Я встал, прошлепал босыми ногами мимо него, вышел на пляж. Песок еще не успел разогреться солнцем, идти было приятно. Стас пристроился рядом. Только сейчас обратил внимания, что он в цветастых зеленых шортах с красивыми желтыми узорами на штанинах.
— Надеюсь, что не вспомню и не пожалею, — высказал я то, о чем думаю.
— Тебе ведь могут и помочь вспомнить, — на что-то намекнул Стас.
— Ты что ли?
Змей сделал вид, что не понял моего вопроса, принял задумчивый вид и словно сам с собой стал обсуждать:
— Вот ты все ходишь тут голышом, я, конечно, понимаю, что тебе стесняться нечего, но вот камеры…
Я остановился, уставился на него туповато, а Стас продолжал:
— Нет, я думаю, женская половина Вселенной от столь пикантных кадров будет в восторге, они за этот эксклюзив выложат прилично, думаю, в общий эфир такое не пойдет. Но вот за дополнительную плату будет отлично продаваться…

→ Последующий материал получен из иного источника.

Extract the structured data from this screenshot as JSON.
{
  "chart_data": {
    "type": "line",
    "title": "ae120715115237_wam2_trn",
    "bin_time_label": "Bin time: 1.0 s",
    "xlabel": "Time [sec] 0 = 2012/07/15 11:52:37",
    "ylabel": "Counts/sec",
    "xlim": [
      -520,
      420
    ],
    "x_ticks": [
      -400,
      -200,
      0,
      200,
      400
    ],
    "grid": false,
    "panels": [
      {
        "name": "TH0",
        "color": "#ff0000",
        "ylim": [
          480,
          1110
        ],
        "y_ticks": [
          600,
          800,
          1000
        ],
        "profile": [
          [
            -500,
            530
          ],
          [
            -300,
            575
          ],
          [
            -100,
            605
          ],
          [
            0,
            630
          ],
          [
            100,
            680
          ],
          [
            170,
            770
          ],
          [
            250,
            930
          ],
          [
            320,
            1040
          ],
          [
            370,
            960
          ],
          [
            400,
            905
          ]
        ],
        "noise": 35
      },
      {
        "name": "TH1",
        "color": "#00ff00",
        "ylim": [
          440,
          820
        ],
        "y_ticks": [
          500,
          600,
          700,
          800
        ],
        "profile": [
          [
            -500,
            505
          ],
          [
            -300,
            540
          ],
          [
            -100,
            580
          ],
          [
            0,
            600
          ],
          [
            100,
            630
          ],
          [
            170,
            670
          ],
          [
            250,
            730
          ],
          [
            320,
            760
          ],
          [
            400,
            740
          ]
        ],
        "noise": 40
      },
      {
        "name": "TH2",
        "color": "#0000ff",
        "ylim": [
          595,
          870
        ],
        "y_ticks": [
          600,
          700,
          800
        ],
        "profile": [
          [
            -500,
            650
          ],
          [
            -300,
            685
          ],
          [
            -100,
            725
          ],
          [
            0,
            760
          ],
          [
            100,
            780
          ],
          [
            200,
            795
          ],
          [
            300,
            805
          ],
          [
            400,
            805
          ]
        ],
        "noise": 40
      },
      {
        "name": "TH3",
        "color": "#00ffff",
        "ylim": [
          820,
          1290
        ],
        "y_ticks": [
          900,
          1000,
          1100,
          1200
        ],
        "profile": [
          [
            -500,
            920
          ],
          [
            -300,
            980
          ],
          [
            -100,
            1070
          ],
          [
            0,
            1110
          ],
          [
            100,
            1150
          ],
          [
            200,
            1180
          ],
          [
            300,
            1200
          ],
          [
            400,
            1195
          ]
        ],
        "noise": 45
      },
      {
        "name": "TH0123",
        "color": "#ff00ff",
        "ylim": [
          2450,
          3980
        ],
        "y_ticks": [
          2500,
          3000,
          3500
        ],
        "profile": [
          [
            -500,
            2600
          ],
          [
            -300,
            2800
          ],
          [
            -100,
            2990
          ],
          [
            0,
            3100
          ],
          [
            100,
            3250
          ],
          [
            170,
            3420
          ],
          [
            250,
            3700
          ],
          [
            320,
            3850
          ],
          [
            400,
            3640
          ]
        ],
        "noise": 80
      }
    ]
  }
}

— Черт, — прошипел я. Опять забыл, что все-все-все в скором времени превратится в реалити шоу. Ну и чего теперь делать то? Бежать сломя голову в сторону воды, или еще более глупо — в сторону вилы, чтобы там нервно прикрываться простыней? Ну его, уже насмотрелись на мои мужественные черты, ничего нового не увидят.
Стараясь не поникнуть, я вновь повернул к морю, осознавая, что это, быть может, не самая большая моя проблема. Что там Стас говорил: я лишнего сболтнул? Чего ж я такого сказал о Натали, что он меня прутом по берегу гонял? Вспоминать резко расхотелось, зато захотелось поймать местную камеру и расплавить ее до основания, чтобы ни бита информации изъять не удалось. Не хочу вспоминать ничего, и не хочу, чтобы кто-то слышал это… уж если даже Стас так отреагировал.